According to the fifth aspect of the present invention, there is no need to insert a NOP instruction for solving a hazard when the LOAD instruction and the following instruction refer to a general-purpose register updated by the LOAD instruction, thereby reducing the program size. be able to. According to the configuration of claim 6, when the LOAD instruction and the subsequent instruction referring to the general-purpose register updated by the LOAD instruction are STORE instructions, it is not necessary to stop the STORE instruction, and the instruction execution time can be shortened. it can. According to the configuration of claim 7, NO for preventing execution of an illegal instruction when a branch condition is satisfied is established.
This eliminates the need for inserting a P instruction, thereby reducing the program size.

According to the eighth and ninth aspects, it is possible to efficiently execute an instruction without wasting a pipeline cycle. According to the tenth and eleventh aspects, it is possible to execute a subsequent instruction of the bit processing instruction without inconsistency without inserting a NOP instruction when the bit processing instruction performs memory access, and to reduce the program size. Can be smaller. Claim 12, 1
According to the configuration 3, an instruction execution condition composed of a plurality of flag values is determined, and a specific instruction is executed / non-executed such that the instruction is executed only when the instruction execution condition is satisfied in the instruction execution stage. Can be controlled without contradiction.

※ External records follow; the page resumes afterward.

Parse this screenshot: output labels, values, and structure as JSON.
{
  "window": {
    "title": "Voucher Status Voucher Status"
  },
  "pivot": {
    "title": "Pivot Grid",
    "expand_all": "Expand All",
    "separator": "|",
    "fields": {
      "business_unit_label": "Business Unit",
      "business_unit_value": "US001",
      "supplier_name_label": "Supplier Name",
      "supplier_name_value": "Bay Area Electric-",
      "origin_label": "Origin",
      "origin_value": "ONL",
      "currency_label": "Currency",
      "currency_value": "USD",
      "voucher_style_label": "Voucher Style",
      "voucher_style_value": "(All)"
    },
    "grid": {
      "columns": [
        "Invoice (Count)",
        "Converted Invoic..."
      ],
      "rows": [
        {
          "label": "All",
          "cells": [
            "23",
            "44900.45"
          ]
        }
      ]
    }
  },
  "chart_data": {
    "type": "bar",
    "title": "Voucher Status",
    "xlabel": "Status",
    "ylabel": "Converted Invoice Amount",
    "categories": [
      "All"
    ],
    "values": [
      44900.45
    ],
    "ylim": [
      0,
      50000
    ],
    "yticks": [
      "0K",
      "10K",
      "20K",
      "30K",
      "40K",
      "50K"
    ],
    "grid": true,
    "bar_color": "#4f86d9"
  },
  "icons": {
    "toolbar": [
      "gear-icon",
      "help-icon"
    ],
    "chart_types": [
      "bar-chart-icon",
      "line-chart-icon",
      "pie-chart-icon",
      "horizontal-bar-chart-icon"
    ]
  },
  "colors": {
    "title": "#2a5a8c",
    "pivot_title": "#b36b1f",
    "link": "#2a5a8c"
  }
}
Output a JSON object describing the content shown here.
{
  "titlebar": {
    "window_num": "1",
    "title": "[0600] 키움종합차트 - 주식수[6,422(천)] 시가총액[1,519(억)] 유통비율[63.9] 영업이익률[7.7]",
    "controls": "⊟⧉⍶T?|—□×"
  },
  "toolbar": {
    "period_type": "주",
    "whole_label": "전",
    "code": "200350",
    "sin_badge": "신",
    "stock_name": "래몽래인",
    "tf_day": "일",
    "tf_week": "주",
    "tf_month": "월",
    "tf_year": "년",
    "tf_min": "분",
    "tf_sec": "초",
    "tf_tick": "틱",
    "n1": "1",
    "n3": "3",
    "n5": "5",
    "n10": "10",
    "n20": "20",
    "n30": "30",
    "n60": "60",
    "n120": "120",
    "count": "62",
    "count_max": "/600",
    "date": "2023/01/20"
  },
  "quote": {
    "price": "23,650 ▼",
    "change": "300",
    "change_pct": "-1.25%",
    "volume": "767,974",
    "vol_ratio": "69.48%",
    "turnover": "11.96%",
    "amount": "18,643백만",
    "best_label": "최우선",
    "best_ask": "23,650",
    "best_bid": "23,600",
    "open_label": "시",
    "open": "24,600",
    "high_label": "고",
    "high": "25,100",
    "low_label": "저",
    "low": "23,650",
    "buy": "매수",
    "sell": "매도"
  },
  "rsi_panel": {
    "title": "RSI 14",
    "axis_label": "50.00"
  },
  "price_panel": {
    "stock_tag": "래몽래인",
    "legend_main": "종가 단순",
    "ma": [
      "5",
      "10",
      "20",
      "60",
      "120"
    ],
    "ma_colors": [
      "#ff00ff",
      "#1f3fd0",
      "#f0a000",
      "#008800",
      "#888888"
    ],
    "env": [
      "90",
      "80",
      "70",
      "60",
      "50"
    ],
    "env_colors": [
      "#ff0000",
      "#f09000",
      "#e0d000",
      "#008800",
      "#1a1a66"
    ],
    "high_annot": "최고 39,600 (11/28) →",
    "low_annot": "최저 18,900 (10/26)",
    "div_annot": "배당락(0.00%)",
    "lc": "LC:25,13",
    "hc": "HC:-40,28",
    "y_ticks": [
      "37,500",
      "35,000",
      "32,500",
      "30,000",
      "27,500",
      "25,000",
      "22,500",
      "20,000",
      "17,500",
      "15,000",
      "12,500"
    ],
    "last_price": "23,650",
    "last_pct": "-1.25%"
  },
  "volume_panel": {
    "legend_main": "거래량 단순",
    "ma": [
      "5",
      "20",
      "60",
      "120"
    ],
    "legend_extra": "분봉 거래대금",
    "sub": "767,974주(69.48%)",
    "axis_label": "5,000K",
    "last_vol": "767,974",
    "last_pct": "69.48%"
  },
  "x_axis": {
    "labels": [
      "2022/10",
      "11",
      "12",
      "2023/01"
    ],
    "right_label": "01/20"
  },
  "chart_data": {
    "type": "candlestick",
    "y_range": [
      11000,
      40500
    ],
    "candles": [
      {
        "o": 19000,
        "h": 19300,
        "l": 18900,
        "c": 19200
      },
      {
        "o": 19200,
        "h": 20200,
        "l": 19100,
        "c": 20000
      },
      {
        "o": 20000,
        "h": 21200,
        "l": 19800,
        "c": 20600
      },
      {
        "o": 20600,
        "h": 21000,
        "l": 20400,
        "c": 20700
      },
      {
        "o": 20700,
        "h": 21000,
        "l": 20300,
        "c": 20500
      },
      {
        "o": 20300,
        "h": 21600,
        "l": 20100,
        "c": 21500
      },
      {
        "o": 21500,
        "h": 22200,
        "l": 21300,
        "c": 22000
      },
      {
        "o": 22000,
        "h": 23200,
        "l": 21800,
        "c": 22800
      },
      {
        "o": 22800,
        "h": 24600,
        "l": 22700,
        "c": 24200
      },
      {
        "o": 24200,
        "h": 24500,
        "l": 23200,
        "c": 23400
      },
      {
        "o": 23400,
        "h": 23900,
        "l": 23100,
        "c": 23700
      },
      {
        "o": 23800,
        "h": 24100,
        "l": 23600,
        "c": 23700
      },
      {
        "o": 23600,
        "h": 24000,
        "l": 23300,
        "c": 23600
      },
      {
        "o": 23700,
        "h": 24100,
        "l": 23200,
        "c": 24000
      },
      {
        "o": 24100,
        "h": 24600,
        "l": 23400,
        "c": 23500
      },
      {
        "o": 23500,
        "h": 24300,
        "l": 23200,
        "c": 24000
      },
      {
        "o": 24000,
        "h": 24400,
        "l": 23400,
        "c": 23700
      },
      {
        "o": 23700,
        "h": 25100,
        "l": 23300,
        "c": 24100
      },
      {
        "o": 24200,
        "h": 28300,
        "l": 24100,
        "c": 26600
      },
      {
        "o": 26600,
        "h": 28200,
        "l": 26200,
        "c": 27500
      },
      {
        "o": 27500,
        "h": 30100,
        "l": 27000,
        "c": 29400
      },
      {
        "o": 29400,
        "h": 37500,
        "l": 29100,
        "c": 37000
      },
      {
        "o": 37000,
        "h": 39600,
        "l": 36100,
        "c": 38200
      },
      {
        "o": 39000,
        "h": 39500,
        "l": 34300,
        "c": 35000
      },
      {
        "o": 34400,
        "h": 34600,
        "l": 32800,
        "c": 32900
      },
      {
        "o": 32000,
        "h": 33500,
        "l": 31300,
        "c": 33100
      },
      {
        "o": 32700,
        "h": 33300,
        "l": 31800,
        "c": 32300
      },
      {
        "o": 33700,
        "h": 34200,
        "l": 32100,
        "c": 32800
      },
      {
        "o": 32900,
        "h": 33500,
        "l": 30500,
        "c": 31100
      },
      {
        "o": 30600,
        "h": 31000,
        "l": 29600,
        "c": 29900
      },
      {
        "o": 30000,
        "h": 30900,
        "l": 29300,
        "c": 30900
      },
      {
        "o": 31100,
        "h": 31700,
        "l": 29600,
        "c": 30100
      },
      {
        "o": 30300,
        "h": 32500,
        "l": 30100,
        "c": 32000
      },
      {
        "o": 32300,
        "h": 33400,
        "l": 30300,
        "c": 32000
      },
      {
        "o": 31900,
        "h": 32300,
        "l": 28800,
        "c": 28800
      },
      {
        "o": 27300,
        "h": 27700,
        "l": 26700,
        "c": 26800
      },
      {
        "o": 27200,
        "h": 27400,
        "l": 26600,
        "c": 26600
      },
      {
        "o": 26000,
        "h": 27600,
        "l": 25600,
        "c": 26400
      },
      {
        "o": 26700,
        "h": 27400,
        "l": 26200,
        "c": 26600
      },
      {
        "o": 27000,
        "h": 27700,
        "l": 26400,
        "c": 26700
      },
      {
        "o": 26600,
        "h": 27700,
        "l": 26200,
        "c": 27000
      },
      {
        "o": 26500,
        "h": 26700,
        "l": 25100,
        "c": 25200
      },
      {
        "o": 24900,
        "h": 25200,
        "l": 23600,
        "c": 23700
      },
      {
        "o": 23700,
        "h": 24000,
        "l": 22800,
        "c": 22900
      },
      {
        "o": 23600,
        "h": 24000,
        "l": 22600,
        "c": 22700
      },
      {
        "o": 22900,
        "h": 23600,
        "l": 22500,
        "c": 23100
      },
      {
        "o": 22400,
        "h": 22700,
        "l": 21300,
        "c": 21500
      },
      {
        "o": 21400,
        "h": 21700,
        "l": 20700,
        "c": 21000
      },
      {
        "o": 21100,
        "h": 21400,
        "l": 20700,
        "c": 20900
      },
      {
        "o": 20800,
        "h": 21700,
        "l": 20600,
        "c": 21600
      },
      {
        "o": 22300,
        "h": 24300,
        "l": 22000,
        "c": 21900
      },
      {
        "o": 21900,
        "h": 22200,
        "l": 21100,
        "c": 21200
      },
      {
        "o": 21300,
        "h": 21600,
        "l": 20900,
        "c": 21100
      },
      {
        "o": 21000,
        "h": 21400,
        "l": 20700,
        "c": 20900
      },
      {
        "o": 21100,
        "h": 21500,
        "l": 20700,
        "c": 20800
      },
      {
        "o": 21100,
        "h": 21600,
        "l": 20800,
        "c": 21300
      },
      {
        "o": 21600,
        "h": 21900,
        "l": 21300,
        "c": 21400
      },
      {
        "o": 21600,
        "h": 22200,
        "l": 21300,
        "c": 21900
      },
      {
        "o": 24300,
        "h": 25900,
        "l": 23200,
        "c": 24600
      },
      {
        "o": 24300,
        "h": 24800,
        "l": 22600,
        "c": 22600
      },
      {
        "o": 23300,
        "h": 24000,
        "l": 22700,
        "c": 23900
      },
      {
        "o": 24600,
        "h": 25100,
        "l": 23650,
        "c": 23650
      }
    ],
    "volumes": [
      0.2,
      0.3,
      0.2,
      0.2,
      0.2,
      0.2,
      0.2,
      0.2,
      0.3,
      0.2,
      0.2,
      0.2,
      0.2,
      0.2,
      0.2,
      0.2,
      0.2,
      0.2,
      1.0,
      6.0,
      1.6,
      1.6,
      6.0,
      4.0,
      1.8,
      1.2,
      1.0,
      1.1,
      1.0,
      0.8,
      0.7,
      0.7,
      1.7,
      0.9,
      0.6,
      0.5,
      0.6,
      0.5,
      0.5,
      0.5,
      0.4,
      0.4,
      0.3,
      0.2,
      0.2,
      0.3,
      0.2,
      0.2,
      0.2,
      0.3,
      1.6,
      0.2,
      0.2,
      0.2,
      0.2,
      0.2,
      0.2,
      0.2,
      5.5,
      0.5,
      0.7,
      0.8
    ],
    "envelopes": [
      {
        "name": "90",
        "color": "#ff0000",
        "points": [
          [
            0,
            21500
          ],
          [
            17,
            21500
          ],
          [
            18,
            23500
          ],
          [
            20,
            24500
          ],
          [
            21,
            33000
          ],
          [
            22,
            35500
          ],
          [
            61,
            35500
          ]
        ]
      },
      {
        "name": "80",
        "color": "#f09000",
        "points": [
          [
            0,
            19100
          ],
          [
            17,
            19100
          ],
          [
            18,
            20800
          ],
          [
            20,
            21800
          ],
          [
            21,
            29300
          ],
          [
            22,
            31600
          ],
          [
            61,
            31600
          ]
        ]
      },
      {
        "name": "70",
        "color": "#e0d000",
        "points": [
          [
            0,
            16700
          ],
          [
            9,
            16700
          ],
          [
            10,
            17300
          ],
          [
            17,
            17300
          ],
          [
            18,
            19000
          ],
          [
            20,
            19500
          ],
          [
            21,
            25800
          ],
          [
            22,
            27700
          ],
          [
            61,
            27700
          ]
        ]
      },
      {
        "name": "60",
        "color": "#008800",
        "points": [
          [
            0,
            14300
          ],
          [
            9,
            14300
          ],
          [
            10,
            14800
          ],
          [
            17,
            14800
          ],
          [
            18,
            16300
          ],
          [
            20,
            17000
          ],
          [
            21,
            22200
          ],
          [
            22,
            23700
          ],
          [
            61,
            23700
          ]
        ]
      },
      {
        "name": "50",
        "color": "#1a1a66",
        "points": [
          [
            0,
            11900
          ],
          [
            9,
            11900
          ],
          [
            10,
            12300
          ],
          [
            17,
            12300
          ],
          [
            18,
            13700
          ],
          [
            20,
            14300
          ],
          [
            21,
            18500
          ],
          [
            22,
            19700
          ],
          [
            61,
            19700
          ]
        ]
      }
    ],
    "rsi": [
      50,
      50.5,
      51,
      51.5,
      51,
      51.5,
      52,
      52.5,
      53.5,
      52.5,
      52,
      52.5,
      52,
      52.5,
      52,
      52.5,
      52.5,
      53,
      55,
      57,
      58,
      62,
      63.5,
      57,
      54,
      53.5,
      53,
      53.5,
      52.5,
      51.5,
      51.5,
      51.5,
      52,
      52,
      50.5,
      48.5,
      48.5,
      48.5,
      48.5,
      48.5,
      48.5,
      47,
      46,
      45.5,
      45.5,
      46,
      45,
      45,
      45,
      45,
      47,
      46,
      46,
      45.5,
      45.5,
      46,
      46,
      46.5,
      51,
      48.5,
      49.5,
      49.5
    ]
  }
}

According to the configuration of claim 14, various stop conditions and specifications after stop can be satisfied. According to the configuration of claim 15, the specifications of the program counter at the time of stop can be easily satisfied. Claim 16
With the configuration described above, it is possible to prevent execution of an illegal instruction after the start of the stop operation. According to the configuration of claim 17, it is possible to easily implement an instruction that is difficult to complete the operation within the time of one pipeline stage. According to the configuration of the eighteenth aspect, it is possible to prevent unnecessary stoppage of the pipeline operation when an instruction execution condition of an instruction that is difficult to complete the operation within one pipeline stage is not satisfied. .

[Brief description of the drawings]

FIG. 1 is a block diagram illustrating a schematic configuration of a programmable controller having a six-stage pipeline configuration according to a first embodiment of the present invention.

FIG. 2 is an operation timing chart according to the first embodiment of the present invention.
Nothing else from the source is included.